Jestem stosunkowo nowym użytkownikiem, jednak chciałem Wam pokazać moje najnowsze dziecko Jest to jak temat wskazuje Mitsubishi Carisma 1,6 z 2003 roku. Samochodzik w o ile się orientuję w najnowszej dostępnej wersji (pod względem liftingów).
Pojazd zakupiłem kilka dni temu od człowieka prowadzącego jednoosobową działalność gospodarczą, wcześniej właścicielem też była podobna firma. Był garażowany i dosyć zadbany, chociaż poprzedni właściciel nie należał do "samochodziarzy".

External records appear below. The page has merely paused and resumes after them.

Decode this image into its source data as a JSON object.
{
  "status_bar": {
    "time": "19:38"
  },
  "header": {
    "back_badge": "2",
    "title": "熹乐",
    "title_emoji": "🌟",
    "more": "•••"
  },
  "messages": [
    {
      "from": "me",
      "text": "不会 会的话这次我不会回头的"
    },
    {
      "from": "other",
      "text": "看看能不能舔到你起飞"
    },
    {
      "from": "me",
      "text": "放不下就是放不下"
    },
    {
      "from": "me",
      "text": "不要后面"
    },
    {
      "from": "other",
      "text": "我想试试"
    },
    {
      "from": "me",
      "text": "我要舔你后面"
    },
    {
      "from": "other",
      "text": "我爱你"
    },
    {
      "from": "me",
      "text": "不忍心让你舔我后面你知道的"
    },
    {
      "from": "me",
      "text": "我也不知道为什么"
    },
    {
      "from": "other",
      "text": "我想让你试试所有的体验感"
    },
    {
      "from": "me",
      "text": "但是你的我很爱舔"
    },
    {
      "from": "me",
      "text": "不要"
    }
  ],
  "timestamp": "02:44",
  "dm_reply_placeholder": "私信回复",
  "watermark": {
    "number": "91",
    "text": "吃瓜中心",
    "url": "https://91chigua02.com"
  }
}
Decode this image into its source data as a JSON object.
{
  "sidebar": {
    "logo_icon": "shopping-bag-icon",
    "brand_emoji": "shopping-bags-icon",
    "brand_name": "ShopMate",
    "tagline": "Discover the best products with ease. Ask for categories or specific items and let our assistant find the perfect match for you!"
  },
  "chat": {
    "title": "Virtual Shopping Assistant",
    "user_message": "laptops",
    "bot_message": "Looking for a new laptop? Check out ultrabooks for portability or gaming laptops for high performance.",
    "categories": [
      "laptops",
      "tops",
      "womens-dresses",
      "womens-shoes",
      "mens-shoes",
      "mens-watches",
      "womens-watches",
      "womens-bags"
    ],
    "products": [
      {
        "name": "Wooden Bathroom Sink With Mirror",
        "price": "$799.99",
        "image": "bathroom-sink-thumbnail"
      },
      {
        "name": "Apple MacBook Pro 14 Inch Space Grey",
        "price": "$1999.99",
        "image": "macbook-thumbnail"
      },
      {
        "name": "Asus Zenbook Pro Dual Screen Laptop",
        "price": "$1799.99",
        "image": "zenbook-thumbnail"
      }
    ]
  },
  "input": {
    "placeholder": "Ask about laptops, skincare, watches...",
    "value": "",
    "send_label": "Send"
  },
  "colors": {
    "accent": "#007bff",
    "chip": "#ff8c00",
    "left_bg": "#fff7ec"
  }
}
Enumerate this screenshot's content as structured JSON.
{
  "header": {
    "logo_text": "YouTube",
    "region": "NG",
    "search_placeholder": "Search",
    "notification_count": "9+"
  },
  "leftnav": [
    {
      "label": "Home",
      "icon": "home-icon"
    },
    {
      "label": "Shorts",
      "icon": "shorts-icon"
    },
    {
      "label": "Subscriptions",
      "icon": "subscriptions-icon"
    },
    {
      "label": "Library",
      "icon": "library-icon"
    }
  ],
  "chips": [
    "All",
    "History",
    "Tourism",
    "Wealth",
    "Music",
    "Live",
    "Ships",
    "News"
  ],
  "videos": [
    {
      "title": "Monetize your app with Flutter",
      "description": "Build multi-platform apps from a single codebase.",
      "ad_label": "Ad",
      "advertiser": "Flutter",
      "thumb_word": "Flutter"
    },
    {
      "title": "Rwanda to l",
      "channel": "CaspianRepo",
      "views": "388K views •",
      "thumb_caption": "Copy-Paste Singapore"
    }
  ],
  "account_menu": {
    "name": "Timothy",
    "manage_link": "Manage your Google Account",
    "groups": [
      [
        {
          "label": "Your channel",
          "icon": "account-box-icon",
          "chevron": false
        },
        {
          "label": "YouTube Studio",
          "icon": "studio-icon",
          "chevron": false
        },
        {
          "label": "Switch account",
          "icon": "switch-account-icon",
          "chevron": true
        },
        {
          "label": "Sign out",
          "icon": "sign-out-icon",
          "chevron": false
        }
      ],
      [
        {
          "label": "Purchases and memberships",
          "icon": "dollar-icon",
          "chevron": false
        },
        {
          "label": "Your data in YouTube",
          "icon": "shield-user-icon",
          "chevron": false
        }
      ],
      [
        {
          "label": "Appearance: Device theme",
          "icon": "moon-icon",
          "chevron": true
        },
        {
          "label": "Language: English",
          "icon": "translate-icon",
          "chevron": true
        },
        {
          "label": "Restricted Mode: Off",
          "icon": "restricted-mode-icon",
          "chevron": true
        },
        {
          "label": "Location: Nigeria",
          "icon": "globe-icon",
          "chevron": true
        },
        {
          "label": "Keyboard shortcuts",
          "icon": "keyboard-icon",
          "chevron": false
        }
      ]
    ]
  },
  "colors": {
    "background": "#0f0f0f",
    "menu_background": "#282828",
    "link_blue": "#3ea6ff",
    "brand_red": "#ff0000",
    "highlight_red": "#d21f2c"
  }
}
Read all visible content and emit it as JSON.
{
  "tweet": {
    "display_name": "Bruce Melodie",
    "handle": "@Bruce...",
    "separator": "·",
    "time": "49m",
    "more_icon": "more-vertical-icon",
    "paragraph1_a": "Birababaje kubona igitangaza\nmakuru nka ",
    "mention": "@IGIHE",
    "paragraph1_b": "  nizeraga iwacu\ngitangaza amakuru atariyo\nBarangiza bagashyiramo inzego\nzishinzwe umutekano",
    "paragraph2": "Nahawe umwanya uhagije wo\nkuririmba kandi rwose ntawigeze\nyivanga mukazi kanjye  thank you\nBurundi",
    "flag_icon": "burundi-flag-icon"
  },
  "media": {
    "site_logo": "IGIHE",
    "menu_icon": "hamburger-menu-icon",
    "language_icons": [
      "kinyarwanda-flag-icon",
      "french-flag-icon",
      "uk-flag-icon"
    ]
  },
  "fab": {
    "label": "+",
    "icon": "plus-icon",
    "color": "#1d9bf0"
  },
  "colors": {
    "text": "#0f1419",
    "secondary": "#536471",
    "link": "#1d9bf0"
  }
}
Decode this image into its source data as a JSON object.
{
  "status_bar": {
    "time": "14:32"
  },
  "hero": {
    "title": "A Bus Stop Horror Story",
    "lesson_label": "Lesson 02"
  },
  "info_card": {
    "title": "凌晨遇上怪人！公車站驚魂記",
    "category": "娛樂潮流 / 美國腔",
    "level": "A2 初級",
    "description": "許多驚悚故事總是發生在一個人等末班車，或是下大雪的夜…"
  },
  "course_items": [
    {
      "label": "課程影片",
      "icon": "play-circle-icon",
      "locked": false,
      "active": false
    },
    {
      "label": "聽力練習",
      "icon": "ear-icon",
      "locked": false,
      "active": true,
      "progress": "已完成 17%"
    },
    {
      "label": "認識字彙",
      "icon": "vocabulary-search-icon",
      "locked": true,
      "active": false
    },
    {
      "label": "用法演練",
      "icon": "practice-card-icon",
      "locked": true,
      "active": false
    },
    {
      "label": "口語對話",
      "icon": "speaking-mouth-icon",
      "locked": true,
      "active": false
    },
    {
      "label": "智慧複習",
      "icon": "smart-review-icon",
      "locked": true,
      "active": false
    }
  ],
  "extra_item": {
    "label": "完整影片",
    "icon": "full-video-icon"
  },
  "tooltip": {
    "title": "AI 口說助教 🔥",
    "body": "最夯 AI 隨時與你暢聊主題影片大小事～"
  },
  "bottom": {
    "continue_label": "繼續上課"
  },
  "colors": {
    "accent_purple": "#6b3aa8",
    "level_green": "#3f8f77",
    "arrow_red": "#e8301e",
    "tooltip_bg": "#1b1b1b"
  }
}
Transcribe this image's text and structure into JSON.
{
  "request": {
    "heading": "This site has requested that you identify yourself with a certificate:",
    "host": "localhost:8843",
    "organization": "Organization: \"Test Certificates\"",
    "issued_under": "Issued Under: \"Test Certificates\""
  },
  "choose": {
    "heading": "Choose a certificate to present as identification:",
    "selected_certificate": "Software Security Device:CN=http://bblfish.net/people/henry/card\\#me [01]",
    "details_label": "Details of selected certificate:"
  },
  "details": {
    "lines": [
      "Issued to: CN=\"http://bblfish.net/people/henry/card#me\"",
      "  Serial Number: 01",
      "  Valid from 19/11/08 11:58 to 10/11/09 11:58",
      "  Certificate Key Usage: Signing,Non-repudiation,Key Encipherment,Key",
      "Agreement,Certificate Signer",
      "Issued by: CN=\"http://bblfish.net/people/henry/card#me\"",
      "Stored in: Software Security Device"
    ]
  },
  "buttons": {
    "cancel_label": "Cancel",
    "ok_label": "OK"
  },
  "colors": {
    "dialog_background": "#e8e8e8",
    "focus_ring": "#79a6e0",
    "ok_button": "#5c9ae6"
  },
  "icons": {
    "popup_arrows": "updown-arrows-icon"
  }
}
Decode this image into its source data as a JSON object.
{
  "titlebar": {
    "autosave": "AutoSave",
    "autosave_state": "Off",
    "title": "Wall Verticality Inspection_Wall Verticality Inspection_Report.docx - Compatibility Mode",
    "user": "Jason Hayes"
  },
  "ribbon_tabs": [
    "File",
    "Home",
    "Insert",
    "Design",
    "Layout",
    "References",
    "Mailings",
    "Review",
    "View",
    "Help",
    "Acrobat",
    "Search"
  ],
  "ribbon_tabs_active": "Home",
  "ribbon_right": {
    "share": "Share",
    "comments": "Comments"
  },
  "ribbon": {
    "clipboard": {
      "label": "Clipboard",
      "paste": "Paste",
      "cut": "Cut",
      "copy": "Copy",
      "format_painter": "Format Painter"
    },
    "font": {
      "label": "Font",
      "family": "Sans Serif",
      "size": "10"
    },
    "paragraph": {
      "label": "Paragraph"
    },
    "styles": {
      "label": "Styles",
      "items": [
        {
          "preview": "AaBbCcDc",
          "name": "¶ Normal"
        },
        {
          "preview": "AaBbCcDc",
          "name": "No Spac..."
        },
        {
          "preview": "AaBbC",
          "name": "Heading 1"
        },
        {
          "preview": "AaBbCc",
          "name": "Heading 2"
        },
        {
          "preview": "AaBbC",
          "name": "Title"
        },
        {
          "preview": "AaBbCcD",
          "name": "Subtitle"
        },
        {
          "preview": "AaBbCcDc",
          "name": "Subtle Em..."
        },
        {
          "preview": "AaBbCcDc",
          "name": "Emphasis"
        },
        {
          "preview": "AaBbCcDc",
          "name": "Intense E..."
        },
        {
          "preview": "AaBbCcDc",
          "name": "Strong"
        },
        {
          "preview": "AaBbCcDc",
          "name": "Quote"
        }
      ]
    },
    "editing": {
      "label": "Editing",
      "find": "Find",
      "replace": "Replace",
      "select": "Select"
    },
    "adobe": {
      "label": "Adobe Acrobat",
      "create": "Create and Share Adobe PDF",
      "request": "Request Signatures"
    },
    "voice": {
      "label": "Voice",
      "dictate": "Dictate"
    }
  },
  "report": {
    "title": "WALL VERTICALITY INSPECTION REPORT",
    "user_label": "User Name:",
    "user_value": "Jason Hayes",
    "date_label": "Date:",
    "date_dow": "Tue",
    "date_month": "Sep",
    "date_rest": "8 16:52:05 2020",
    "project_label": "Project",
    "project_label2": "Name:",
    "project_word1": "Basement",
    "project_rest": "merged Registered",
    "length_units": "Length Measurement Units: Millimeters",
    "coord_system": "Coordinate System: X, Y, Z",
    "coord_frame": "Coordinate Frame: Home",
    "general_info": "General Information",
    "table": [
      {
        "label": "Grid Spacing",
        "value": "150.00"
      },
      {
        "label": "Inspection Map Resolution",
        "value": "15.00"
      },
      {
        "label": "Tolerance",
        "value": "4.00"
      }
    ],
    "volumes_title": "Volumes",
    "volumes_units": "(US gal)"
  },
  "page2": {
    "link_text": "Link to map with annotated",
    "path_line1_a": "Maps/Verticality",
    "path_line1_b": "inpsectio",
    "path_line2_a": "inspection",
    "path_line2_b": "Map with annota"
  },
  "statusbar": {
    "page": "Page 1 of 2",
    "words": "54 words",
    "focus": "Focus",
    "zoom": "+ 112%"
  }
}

Pojazd został zakupiony za logiczną kwotę biorąc pod uwagę rocznik a jako bonus doszła faktura 22% VAT i homologacja na ciężarowe
Ma teoretycznie najechane 134 tys km. Biorąc pod uwagę to, że olej był wymieniany w maju i od tego czasu do momentu zakupu samochodem zrobiono około tysiąca kilometrów to przebieg wydaje się prawdziwy.
Samochodzik był trafiony w lewy przedni bok. Uszkodzenia były niewielkie - wymienione zostało nadkole, maska nie ruszona. Więcej przygód nie było.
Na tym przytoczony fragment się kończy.